Ensure that the area and circumference properties continue to work as expected, returning the area and circumference of the circle in cm² and cm, respectively.

Input
import math

class Circle:
    def __init__(self, radius, unit='cm'):
        self.unit = unit
        self.radius = radius

    @property
    def area(self):
        pass

    @property
    def circumference(self):
        pass

    @property
    def radius(self):
        pass

    @radius.setter
    def radius(self, radius):
        pass

    @property
    def radius_inch(self):
        pass

circle_1 = Circle(3)
print(circle_1.radius) 
print(circle_1.radius_inch)

circle_2 = Circle(4, 'inch') 
print(circle_2.radius)
print(circle_2.radius_inch)
Input
import math

class Circle:
    def __init__(self, radius, unit='cm'):
        self.unit = unit
        self.radius = radius  # Radius in specified unit

    @property
    def area(self):
        return math.pi * self._radius**2

    @property
    def circumference(self):
        return 2 * math.pi * self._radius

    @property
    def radius(self):
        return self._radius

    @radius.setter
    def radius(self, radius):
        if self.unit == 'inch':
            self._radius = radius * 2.54  # Convert from inch to cm
        else:
            self._radius = radius

    @property
    def radius_inch(self):
        return self._radius / 2.54  # Convert from cm to inch

circle_1 = Circle(3)  # Radius in cm
print(circle_1.radius)  # Output: 3
print(circle_1.radius_inch)  # Output: 1.1811 (3 cm in inches)

circle_2 = Circle(4, 'inch')  # Radius in inches
print(circle_2.radius)  # Output: 10.16 (4 inches in cm)
print(circle_2.radius_inch)  # Output: 4

In Python, we use the @property decorator to define getter methods. A getter method lets us access the value of a private attribute. Here, radius is a property of the class Circle, and the radius method gets the value of _radius.

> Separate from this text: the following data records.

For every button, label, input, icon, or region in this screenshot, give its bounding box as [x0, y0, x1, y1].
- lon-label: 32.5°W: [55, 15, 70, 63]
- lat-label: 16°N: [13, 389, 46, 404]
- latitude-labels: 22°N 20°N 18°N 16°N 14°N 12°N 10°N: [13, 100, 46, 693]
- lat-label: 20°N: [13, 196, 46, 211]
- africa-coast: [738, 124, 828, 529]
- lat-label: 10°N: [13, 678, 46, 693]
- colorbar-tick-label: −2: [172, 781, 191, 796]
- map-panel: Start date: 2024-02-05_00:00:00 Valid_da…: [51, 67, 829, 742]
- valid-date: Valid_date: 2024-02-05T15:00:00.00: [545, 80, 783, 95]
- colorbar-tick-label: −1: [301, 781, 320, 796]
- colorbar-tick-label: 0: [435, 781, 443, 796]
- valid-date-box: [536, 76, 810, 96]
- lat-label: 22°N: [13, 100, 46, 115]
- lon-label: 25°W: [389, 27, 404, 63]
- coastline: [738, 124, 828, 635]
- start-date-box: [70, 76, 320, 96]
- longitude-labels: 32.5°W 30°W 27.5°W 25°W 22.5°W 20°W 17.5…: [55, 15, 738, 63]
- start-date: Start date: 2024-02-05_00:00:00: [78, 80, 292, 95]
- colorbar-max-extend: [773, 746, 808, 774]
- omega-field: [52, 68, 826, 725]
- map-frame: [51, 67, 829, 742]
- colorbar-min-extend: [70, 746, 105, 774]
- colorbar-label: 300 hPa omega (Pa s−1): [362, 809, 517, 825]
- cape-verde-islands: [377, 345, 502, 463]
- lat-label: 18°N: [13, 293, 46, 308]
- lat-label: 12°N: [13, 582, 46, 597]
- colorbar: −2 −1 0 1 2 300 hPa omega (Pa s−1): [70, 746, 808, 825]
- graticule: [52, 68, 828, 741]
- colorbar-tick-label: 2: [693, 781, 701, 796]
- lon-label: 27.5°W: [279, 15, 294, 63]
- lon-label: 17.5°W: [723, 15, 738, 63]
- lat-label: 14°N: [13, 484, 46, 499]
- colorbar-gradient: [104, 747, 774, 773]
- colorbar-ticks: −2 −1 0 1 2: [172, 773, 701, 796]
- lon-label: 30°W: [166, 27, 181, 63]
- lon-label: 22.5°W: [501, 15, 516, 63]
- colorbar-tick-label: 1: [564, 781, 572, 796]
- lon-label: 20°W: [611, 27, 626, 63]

The @radius.setter decorator defines the setter method for the radius property. A setter method allows us to set or modify the value of a private attribute. In our case, the radius setter converts the given radius to centimeters if the provided unit is in inches.

The radius_inch property allows us to convert and get the radius from centimeters to inches.

In the code snippet above, we create two instances of the class Circle. For circle_1, we define the radius in centimeters, and for circle_2, we define the radius in inches. The code then demonstrates how these concepts can be applied to convert and print the radius in different units.